Еремиас, как благородный человек, кашлянул и намеревался уже двинуться в путь, но женщина задержала его еще на мгновение.

– Не желаете ли горяченьких? Какое счастье, что ворюге коту они не достались.

Ядреные, напоминающие о временах Ренессанса телеса Аманды заполняли весь оконный проем, когда она протянула блюдо, наполовину заполненное блинами.

– Надеюсь, господин Суомалайнен не испытывает отвращения к крови?

– Нет… Не особенно…

– Мой покойный муж испытывал. Но сейчас это уже не имеет того значения.

Еремиас уставился на блюдо, и ему стало немножко стыдно. Блюдо прямо-таки жгло его совестливое естество. И нужно же было недавно прикасаться к нему. Он изобразил на лице пленительную улыбку и ответил:

– Я, конечно, съел недавно свиную отбивную, но отказаться от кровяных блинчиков не в силах. Слышал, что вы, госпожа Мяхкие, превосходно готовите.

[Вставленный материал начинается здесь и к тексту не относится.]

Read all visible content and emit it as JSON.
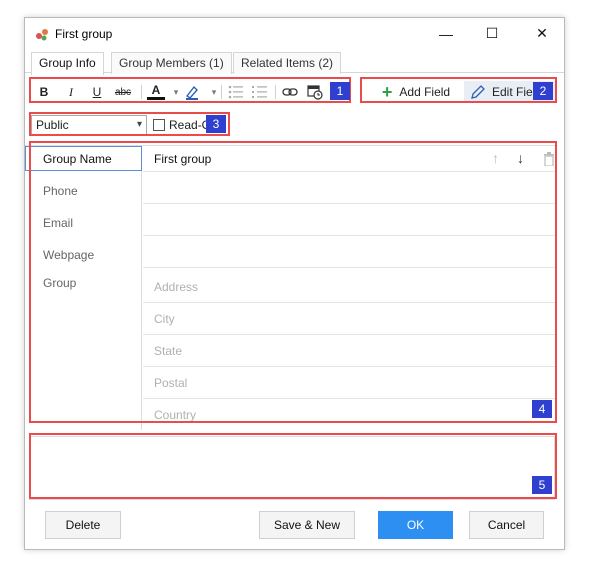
{
  "window": {
    "title": "First group",
    "min_glyph": "—",
    "max_glyph": "☐",
    "close_glyph": "✕"
  },
  "tabs": [
    {
      "label": "Group Info"
    },
    {
      "label": "Group Members (1)"
    },
    {
      "label": "Related Items  (2)"
    }
  ],
  "toolbar": {
    "bold": "B",
    "italic": "I",
    "underline": "U",
    "strike": "abc",
    "font_color": "A",
    "dropdown": "▾",
    "add_field": "Add Field",
    "edit_field": "Edit Fie"
  },
  "privacy": {
    "selected": "Public",
    "readonly_label": "Read-O"
  },
  "badges": [
    "1",
    "2",
    "3",
    "4",
    "5"
  ],
  "form": {
    "labels": {
      "group_name": "Group Name",
      "phone": "Phone",
      "email": "Email",
      "webpage": "Webpage",
      "group": "Group"
    },
    "group_name_value": "First group",
    "address_placeholders": [
      "Address",
      "City",
      "State",
      "Postal",
      "Country"
    ]
  },
  "buttons": {
    "delete": "Delete",
    "save_new": "Save & New",
    "ok": "OK",
    "cancel": "Cancel"
  },
  "colors": {
    "highlight": "#ea4b4b",
    "badge": "#2f3fd0",
    "primary": "#2e8ff3"
  }
}
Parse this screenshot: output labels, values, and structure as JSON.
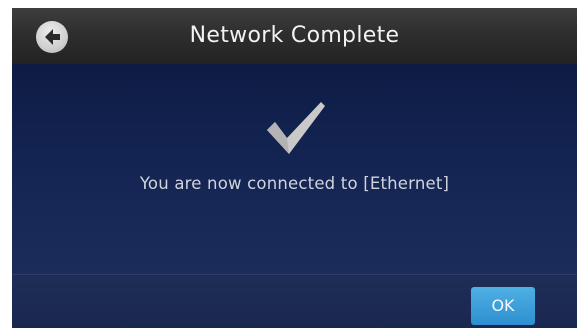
{
  "header": {
    "title": "Network Complete",
    "back_icon": "back-arrow-icon"
  },
  "content": {
    "status_icon": "checkmark-icon",
    "message": "You are now connected to [Ethernet]"
  },
  "footer": {
    "ok_label": "OK"
  },
  "colors": {
    "header_bg": "#2e2e2e",
    "content_bg": "#142452",
    "accent": "#3a9fd9",
    "checkmark": "#c8c8c8"
  }
}
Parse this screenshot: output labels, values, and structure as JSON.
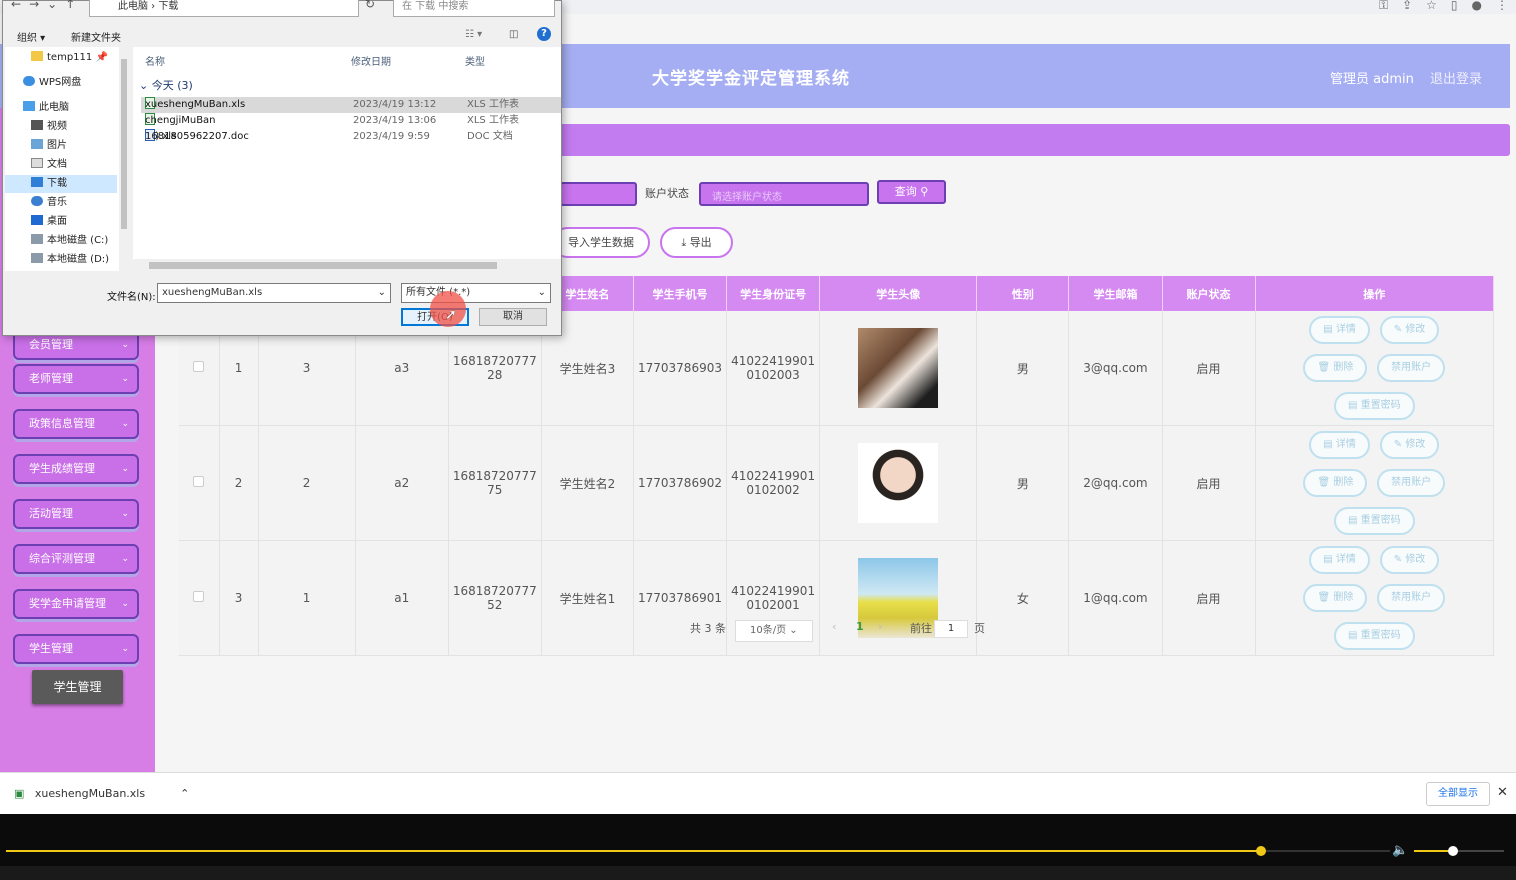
{
  "browser": {
    "icons": [
      "key-icon",
      "share-icon",
      "star-icon",
      "sidebar-icon",
      "profile-icon",
      "more-icon"
    ]
  },
  "header": {
    "title": "大学奖学金评定管理系统",
    "user": "管理员 admin",
    "logout": "退出登录"
  },
  "sidebar": {
    "partial_item": "会员管理",
    "menu": [
      "老师管理",
      "政策信息管理",
      "学生成绩管理",
      "活动管理",
      "综合评测管理",
      "奖学金申请管理",
      "学生管理"
    ],
    "active_sub": "学生管理"
  },
  "filters": {
    "account_status_label": "账户状态",
    "account_status_placeholder": "请选择账户状态",
    "search_button": "查询"
  },
  "actions": {
    "import_label": "导入学生数据",
    "export_label": "导出"
  },
  "table": {
    "headers": [
      "学生姓名",
      "学生手机号",
      "学生身份证号",
      "学生头像",
      "性别",
      "学生邮箱",
      "账户状态",
      "操作"
    ],
    "rows": [
      {
        "index": "1",
        "c2": "3",
        "c3": "a3",
        "c4_line1": "16818720777",
        "c4_line2": "28",
        "name": "学生姓名3",
        "phone": "17703786903",
        "id_line1": "41022419901",
        "id_line2": "0102003",
        "gender": "男",
        "email": "3@qq.com",
        "status": "启用"
      },
      {
        "index": "2",
        "c2": "2",
        "c3": "a2",
        "c4_line1": "16818720777",
        "c4_line2": "75",
        "name": "学生姓名2",
        "phone": "17703786902",
        "id_line1": "41022419901",
        "id_line2": "0102002",
        "gender": "男",
        "email": "2@qq.com",
        "status": "启用"
      },
      {
        "index": "3",
        "c2": "1",
        "c3": "a1",
        "c4_line1": "16818720777",
        "c4_line2": "52",
        "name": "学生姓名1",
        "phone": "17703786901",
        "id_line1": "41022419901",
        "id_line2": "0102001",
        "gender": "女",
        "email": "1@qq.com",
        "status": "启用"
      }
    ],
    "op_labels": {
      "detail": "详情",
      "edit": "修改",
      "delete": "删除",
      "disable": "禁用账户",
      "reset": "重置密码"
    }
  },
  "pagination": {
    "total": "共 3 条",
    "page_size": "10条/页",
    "current": "1",
    "goto_label": "前往",
    "goto_value": "1",
    "page_suffix": "页"
  },
  "dialog": {
    "breadcrumb": "此电脑 › 下载",
    "search_placeholder": "在 下载 中搜索",
    "organize": "组织 ▾",
    "new_folder": "新建文件夹",
    "nav_items": [
      "temp111",
      "WPS网盘",
      "此电脑",
      "视频",
      "图片",
      "文档",
      "下载",
      "音乐",
      "桌面",
      "本地磁盘 (C:)",
      "本地磁盘 (D:)"
    ],
    "columns": {
      "name": "名称",
      "modified": "修改日期",
      "type": "类型"
    },
    "group": "今天 (3)",
    "files": [
      {
        "name": "xueshengMuBan.xls",
        "date": "2023/4/19 13:12",
        "type": "XLS 工作表"
      },
      {
        "name": "chengjiMuBan (1).xls",
        "date": "2023/4/19 13:06",
        "type": "XLS 工作表"
      },
      {
        "name": "1681805962207.doc",
        "date": "2023/4/19 9:59",
        "type": "DOC 文档"
      }
    ],
    "filename_label": "文件名(N):",
    "filename_value": "xueshengMuBan.xls",
    "filetype_value": "所有文件 (*.*)",
    "open_button": "打开(O)",
    "cancel_button": "取消"
  },
  "download_bar": {
    "file": "xueshengMuBan.xls",
    "show_all": "全部显示"
  },
  "player": {
    "progress": 0.907,
    "volume": 0.43
  }
}
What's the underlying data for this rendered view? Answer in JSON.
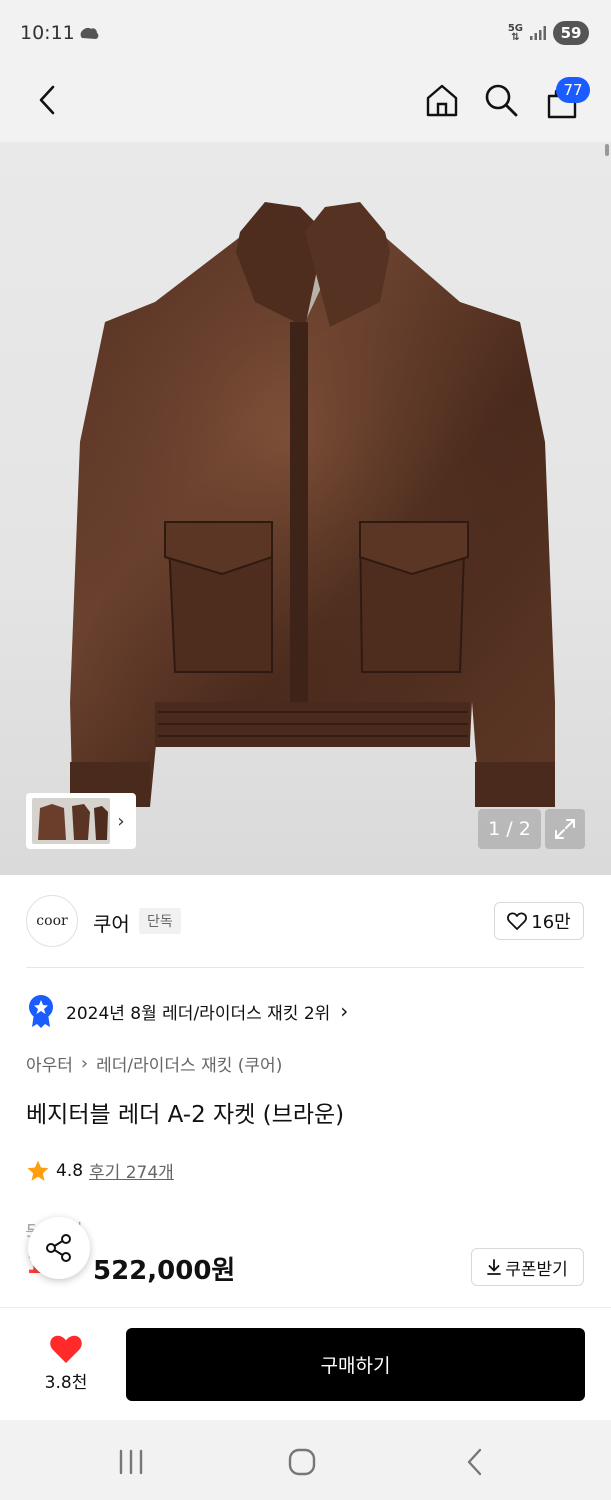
{
  "status_bar": {
    "time": "10:11",
    "network": "5G",
    "battery": "59"
  },
  "app_bar": {
    "cart_count": "77"
  },
  "gallery": {
    "page_counter": "1 / 2"
  },
  "brand": {
    "logo_text": "coor",
    "name": "쿠어",
    "tag": "단독",
    "likes": "16만"
  },
  "ranking": {
    "text": "2024년 8월 레더/라이더스 재킷 2위"
  },
  "breadcrumb": {
    "category": "아우터",
    "subcategory": "레더/라이더스 재킷 (쿠어)"
  },
  "product": {
    "title": "베지터블 레더 A-2 자켓 (브라운)",
    "rating": "4.8",
    "reviews": "후기 274개",
    "original_price": "5  90원",
    "discount": "1",
    "sale_price": "522,000원"
  },
  "coupon": {
    "label": "쿠폰받기"
  },
  "bottom_bar": {
    "wish_count": "3.8천",
    "buy_label": "구매하기"
  },
  "colors": {
    "accent_blue": "#1a5cff",
    "heart_red": "#ff2b2b",
    "star_orange": "#ff9e0f",
    "buy_button": "#000000"
  }
}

С этими словами Еремиас проворно схватил блюдо и поклонился. Глаза женщины заблестели от благодарности и превратились в узкие щелки, а кожаные кошелечки ее век игриво затрепетали.

– Пойду сяду вон там, на опушке леса, – продолжал Еремиас. – На лоне природы, дорогая хозяйка, пища кажется во много раз вкуснее.

– При этом еще надо иметь поэтическую душу, как у вас. Ну вот, опять начала потеть…

Аманда глубоко вздохнула, и в ноздри Еремиасу ударил сильнейший аромат крепких напитков. С их помощью можно снять излишний блеск как с мебели, так и с людей. С Аманды Мяхкие алкоголь удалил излишнюю скромность.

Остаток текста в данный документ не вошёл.